Got it! Let's move to the next one.
As in the previous one, let's firstly move to the krypton directory.
This time instructions are a little bit more complicated, but whole task seems to be quite easy. Since I've previously made Python script to brute force the ciphertext, let's test it out in this situation. You can take a look at my script, but I strongly encourage you to try it by yourself!
And it worked, we've got the password to the next one: ************ !
Wow, this seems harder than the previous ones, but that's the whole point of the challenge, right?
I'm going to use tools from this website as they really make process of analyzing the ciphertext faster. As all messages were encrypted with the same key, I have copied them into the tools to have bigger material, and to get better and more accurate samples. What will come really helpful, is the frequency of letters in English.

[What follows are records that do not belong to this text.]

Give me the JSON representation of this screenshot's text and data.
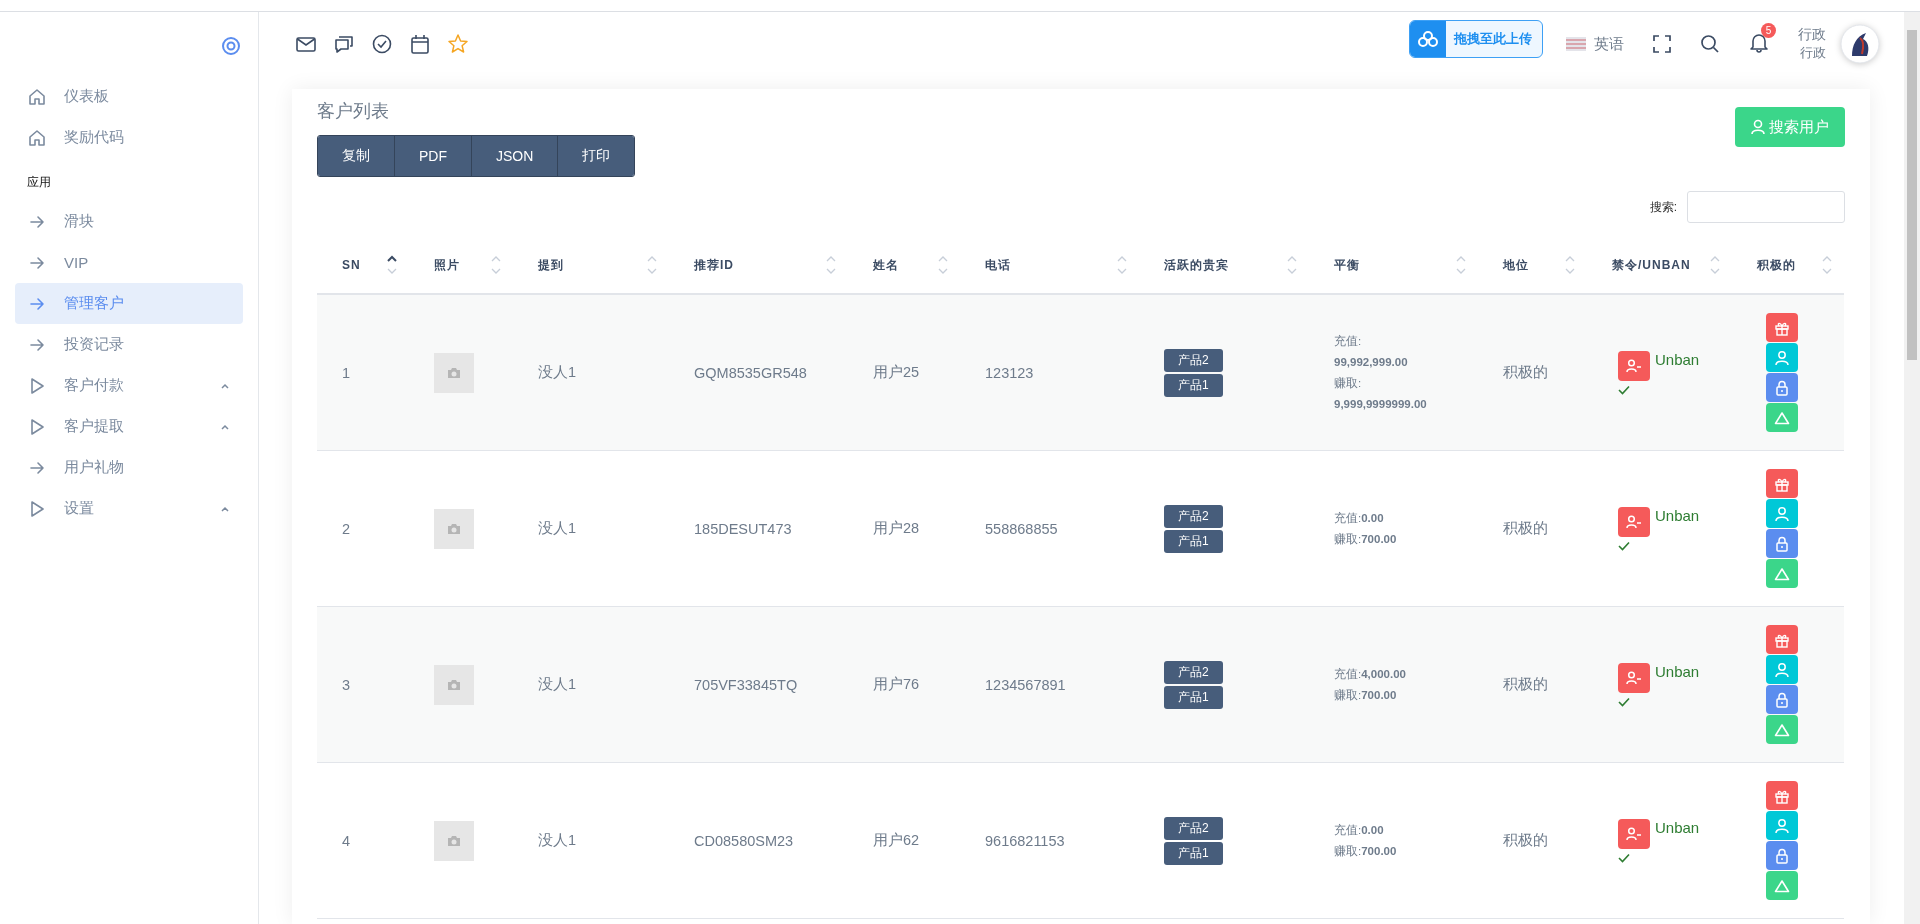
{
  "sidebar": {
    "items": [
      {
        "kind": "home",
        "label": "仪表板",
        "selected": false,
        "expandable": false
      },
      {
        "kind": "home",
        "label": "奖励代码",
        "selected": false,
        "expandable": false
      },
      {
        "kind": "heading",
        "label": "应用"
      },
      {
        "kind": "arrow",
        "label": "滑块",
        "selected": false,
        "expandable": false
      },
      {
        "kind": "arrow",
        "label": "VIP",
        "selected": false,
        "expandable": false
      },
      {
        "kind": "arrow",
        "label": "管理客户",
        "selected": true,
        "expandable": false
      },
      {
        "kind": "arrow",
        "label": "投资记录",
        "selected": false,
        "expandable": false
      },
      {
        "kind": "triangle",
        "label": "客户付款",
        "selected": false,
        "expandable": true
      },
      {
        "kind": "triangle",
        "label": "客户提取",
        "selected": false,
        "expandable": true
      },
      {
        "kind": "arrow",
        "label": "用户礼物",
        "selected": false,
        "expandable": false
      },
      {
        "kind": "triangle",
        "label": "设置",
        "selected": false,
        "expandable": true
      }
    ]
  },
  "topbar": {
    "upload_widget": "拖拽至此上传",
    "language": "英语",
    "notification_count": "5",
    "user": {
      "name": "行政",
      "role": "行政"
    }
  },
  "card": {
    "title": "客户列表",
    "export_buttons": [
      "复制",
      "PDF",
      "JSON",
      "打印"
    ],
    "search_user_button": "搜索用户",
    "search_label": "搜索:",
    "table": {
      "columns": [
        {
          "label": "SN",
          "sorted": true
        },
        {
          "label": "照片",
          "sorted": false
        },
        {
          "label": "提到",
          "sorted": false
        },
        {
          "label": "推荐ID",
          "sorted": false
        },
        {
          "label": "姓名",
          "sorted": false
        },
        {
          "label": "电话",
          "sorted": false
        },
        {
          "label": "活跃的贵宾",
          "sorted": false
        },
        {
          "label": "平衡",
          "sorted": false
        },
        {
          "label": "地位",
          "sorted": false
        },
        {
          "label": "禁令/UNBAN",
          "sorted": false
        },
        {
          "label": "积极的",
          "sorted": false
        }
      ],
      "rows": [
        {
          "sn": "1",
          "referral": "没人1",
          "referral_id": "GQM8535GR548",
          "name": "用户25",
          "phone": "123123",
          "products": [
            "产品2",
            "产品1"
          ],
          "balance": [
            {
              "label": "充值:",
              "value": "99,992,999.00"
            },
            {
              "label": "赚取:",
              "value": "9,999,9999999.00"
            }
          ],
          "status": "积极的",
          "ban_label": "Unban",
          "unbanned": true
        },
        {
          "sn": "2",
          "referral": "没人1",
          "referral_id": "185DESUT473",
          "name": "用户28",
          "phone": "558868855",
          "products": [
            "产品2",
            "产品1"
          ],
          "balance": [
            {
              "label": "充值:",
              "value": "0.00"
            },
            {
              "label": "赚取:",
              "value": "700.00"
            }
          ],
          "status": "积极的",
          "ban_label": "Unban",
          "unbanned": true
        },
        {
          "sn": "3",
          "referral": "没人1",
          "referral_id": "705VF33845TQ",
          "name": "用户76",
          "phone": "1234567891",
          "products": [
            "产品2",
            "产品1"
          ],
          "balance": [
            {
              "label": "充值:",
              "value": "4,000.00"
            },
            {
              "label": "赚取:",
              "value": "700.00"
            }
          ],
          "status": "积极的",
          "ban_label": "Unban",
          "unbanned": true
        },
        {
          "sn": "4",
          "referral": "没人1",
          "referral_id": "CD08580SM23",
          "name": "用户62",
          "phone": "9616821153",
          "products": [
            "产品2",
            "产品1"
          ],
          "balance": [
            {
              "label": "充值:",
              "value": "0.00"
            },
            {
              "label": "赚取:",
              "value": "700.00"
            }
          ],
          "status": "积极的",
          "ban_label": "Unban",
          "unbanned": true
        }
      ]
    }
  }
}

Now let's slowly work out our way to the solution. Since I know that the most frequent letter that occurs is 's', I can assume that in plaintext it will be the letter 'e'. In addition 3 letter sequence - 'jds' can be matched as 'the'.
After hardly an hour of work I finally managed to find out all of the letter. Here's the encryption key:
Now the last step is to change the letters from the ciphertext: KSVVW BGSJD SVSIS VXBMN YQUUK BNWCU ANMJS.

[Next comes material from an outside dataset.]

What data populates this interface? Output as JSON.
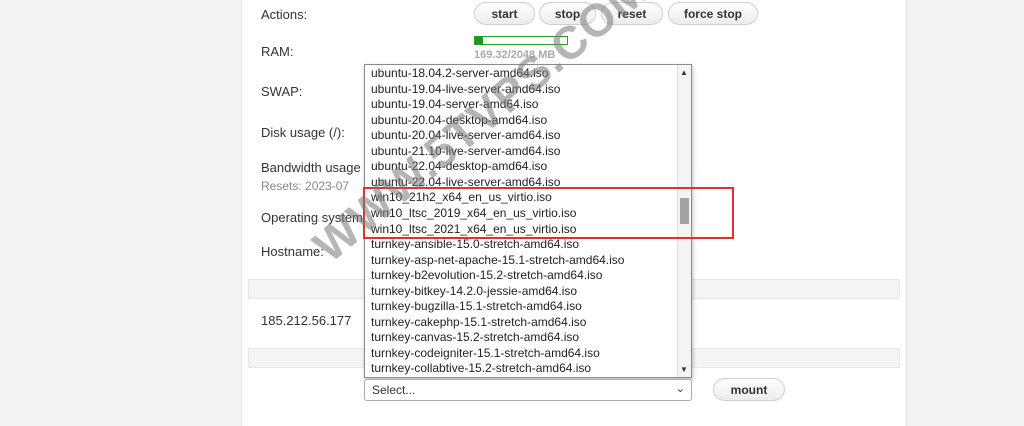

Got it! Let's move to the next one ;)
This time we will work on Viegenere Cipher.
You can read more about this polyalphabetic cipher in my previous post Let's Talk Encryption dedicated to Vigenère cipher.
But to finish this challenge, we can use online tools, that will automate process of analyzing frequency which as you know, or may suspect, is very time consuming. I will use this website.
Firstly I will analyze intercepted messages to try and find the matching key. Great, key from that message seems to be frekey. Now, let's see decrypt our ciphertext HCIKV RJOX resulting in the keyphrase to the next level!
So once again we have to try frequency analysis.
As in the previous one, I automate the process of analysing, with result of keylength as the suspect key. Let's try whether or not it works. BELOSZ decrypted using key KEYLENGTH results in the password to the next one!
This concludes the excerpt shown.